The first stream studies active learning problems through the lens of sequential experimental design. In an active learning problem, the decision maker (DM) can proactively influence the data flow to make the data aggregation process more efficient. Under a sequential hypothesis testing framework, I strive to develop the general methodologies associated with it.

The second stream aims to study how to apply the active learning methodologies to platform operations, such as preference learning and ranking & selection. A concrete example is to design surveys/questionnaires on an e-commerce platform. I also explore modelling and estimation problems to capture the customer preferences on the platform.

The third stream aims to study dynamic learning and information aggregation problems in the presence of strategic disruptions. Both the theoretical framework and its applications in platform operations are considered, such as fraud clicks and fake orders, among others.

Robust Optimisation and Reinforcement Learning ( 2020 )

Associate Professor Chaithanya Bandi
: Analytics and Operations

Reinforcement learning (RL) has emerged as one of the most important fields of AI and represents a step towards building autonomous systems with a higher-level understanding of the visual world. For instance, one of the recent advances is the development of AlphaGo – a computer programme that combines advanced search tree with deep neural networks. These neural networks use RL techniques to take a description of the Go board as an input and process it through a number of different network layers containing millions of neuron-like connections. In this research, we seek to explore the use of RL techniques in the field of Operations Management and replicate its successes in this area.

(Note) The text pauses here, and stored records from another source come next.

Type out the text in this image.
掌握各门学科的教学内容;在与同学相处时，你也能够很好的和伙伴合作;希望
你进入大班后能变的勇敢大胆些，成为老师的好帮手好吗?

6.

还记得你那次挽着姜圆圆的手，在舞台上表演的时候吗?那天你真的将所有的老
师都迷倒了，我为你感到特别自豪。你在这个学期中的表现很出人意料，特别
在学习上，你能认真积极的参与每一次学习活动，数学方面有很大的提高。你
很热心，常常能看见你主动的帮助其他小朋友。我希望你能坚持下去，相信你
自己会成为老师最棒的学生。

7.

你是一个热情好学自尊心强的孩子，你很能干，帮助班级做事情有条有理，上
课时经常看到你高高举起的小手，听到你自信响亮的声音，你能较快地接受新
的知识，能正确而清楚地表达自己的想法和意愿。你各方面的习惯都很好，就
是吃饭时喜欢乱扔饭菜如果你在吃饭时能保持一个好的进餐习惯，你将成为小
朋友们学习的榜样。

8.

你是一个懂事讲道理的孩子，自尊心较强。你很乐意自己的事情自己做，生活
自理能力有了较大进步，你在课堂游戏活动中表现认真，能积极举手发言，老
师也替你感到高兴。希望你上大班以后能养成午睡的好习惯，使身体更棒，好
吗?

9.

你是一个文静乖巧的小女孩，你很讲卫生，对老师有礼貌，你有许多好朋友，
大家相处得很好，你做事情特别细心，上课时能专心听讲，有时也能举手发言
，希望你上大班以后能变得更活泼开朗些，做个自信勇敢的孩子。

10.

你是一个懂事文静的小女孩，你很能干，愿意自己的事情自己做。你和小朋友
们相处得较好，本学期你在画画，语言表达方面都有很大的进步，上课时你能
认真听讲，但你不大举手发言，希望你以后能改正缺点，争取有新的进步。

Real-world applications in Operations Management require RL algorithms to act in the presence of model and data uncertainty. During learning process, it is likely that the agent executes sub-optimal actions that may lead to unsafe/poor states of the system. Exploration is particularly brittle in high-dimensional state/action space due to an increased number of low performing actions and noisy observations. We seek to build on Robust Optimisation techniques to build exploration in approximate RL setting. To ensure robustness during learning, we will explore the robust policy and value iteration algorithms.